After the replacement, you need to verify whether Eigen actually uses the APL backend to avoid still using Eigen's own implementation:

  • Method 1: Check the compilation log.
    If a prompt similar to the call appears during compilation Eigen::blas::gemm (or no error is reported), it means that the macro definition is effective.
  • Method 2: Performance Comparison
    : Run code containing large matrix operations (such as matrixA * matrixB and matrix.jacobiSvd()) and compare the time taken before and after the replacement. If APL is correctly adapted, the performance of large matrix operations should be significantly improved (the difference may not be noticeable for small matrices due to call overhead).
  • Method 3: Tool debugging
    Use ldd the command to check whether the generated executable file is linked with the APL library (for example libarmpl_lp64.so): bash
    ldd your_executable | grep armpl

3.

  1. Applicable Scenarios:
    APL significantly optimizes large matrix operations (such as matrix multiplication and SVD decomposition with dimensions > 100). However, for small matrices (such as 3x3 matrices in VIO), it may not be as efficient as Eigen's built-in NEON optimization due to high function call overhead. The benefits should be determined based on the matrix size of the actual algorithm (such as sliding window optimization in VINS-Fusion and state estimation in Fast-LIO).
  2. Data type compatibility:
    Eigen uses column-major storage by default, which is consistent with the BLAS standard and does not require data layout adjustment. However, you must ensure that Eigen's data types (such as float / double) match the precision of APL compilation ( lp64 corresponding to 64-bit integer + 32-bit float/64-bit double).
  3. Some functions do not support
    some advanced features in Eigen (such as sparse matrices and custom operators) and may not call external BLAS/LAPACK. They still need to rely on Eigen's own implementation and require targeted optimization (such as manually calling the APL interface).
  4. After replacing the backend in combination with other optimizations
    , performance can be further improved by combining it with other optimizations (such as compiler -O3 -march=armv8.2-a+neon options and OpenMP multi-threaded parallelism) (APL itself also supports multi-threading, and ARMPL_NUM_THREADS the number of threads can be controlled through environment variables).
  5. Version compatibility:
    Ensure that the Eigen version (3.3 or later is recommended) supports external BLAS/LAPACK, and that the APL version matches the target Arm architecture (e.g., A55 belongs to Armv8.2-A) to avoid instruction set incompatibilities (e.g., APL is compiled with instructions that A55 does not support).

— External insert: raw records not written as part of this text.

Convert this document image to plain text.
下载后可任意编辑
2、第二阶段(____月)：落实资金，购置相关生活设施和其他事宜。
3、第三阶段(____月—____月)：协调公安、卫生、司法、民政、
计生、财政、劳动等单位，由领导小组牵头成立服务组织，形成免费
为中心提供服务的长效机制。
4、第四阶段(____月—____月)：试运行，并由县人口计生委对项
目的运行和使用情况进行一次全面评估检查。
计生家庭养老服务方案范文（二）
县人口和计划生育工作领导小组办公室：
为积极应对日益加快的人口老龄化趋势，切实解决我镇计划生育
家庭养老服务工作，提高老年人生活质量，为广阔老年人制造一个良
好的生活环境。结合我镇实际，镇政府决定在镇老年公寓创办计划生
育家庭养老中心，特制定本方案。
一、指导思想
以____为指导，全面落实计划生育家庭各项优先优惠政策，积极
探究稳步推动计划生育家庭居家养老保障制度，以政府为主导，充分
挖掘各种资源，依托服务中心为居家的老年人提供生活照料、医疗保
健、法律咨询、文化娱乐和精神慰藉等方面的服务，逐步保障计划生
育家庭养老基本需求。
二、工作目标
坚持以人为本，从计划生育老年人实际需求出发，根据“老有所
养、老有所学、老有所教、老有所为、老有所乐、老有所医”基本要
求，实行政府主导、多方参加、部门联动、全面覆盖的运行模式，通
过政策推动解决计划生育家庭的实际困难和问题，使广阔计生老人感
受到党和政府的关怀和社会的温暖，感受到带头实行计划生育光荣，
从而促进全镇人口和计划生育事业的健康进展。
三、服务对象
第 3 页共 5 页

4. Alternative: Directly call the APL

If Eigen is not well adapted to APL, you can directly call APL's C interface (such as single-precision matrix multiplication) in key computing modules (such as covariance matrix update in VIO and point cloud registration in LIO) cblas_sgemm and skip the Eigen intermediate layer. For example:

cpp

#include "armpl.h"  // APL 的头文件
// 计算 C = alpha*A*B + beta*C(A: MxK, B: KxN, C: MxN,列主序)
cblas_sgemm(CblasColMajor, CblasNoTrans, CblasNoTrans,
M, N, K, alpha, A, lda, B, ldb, beta, C, ldc);

Through the above method, Arm architecture edge devices (such as the 8-core A55) can fully utilize APL's hardware optimization to improve operating efficiency in linear algebra-intensive tasks such as path planning, VIO, and LIO algorithms.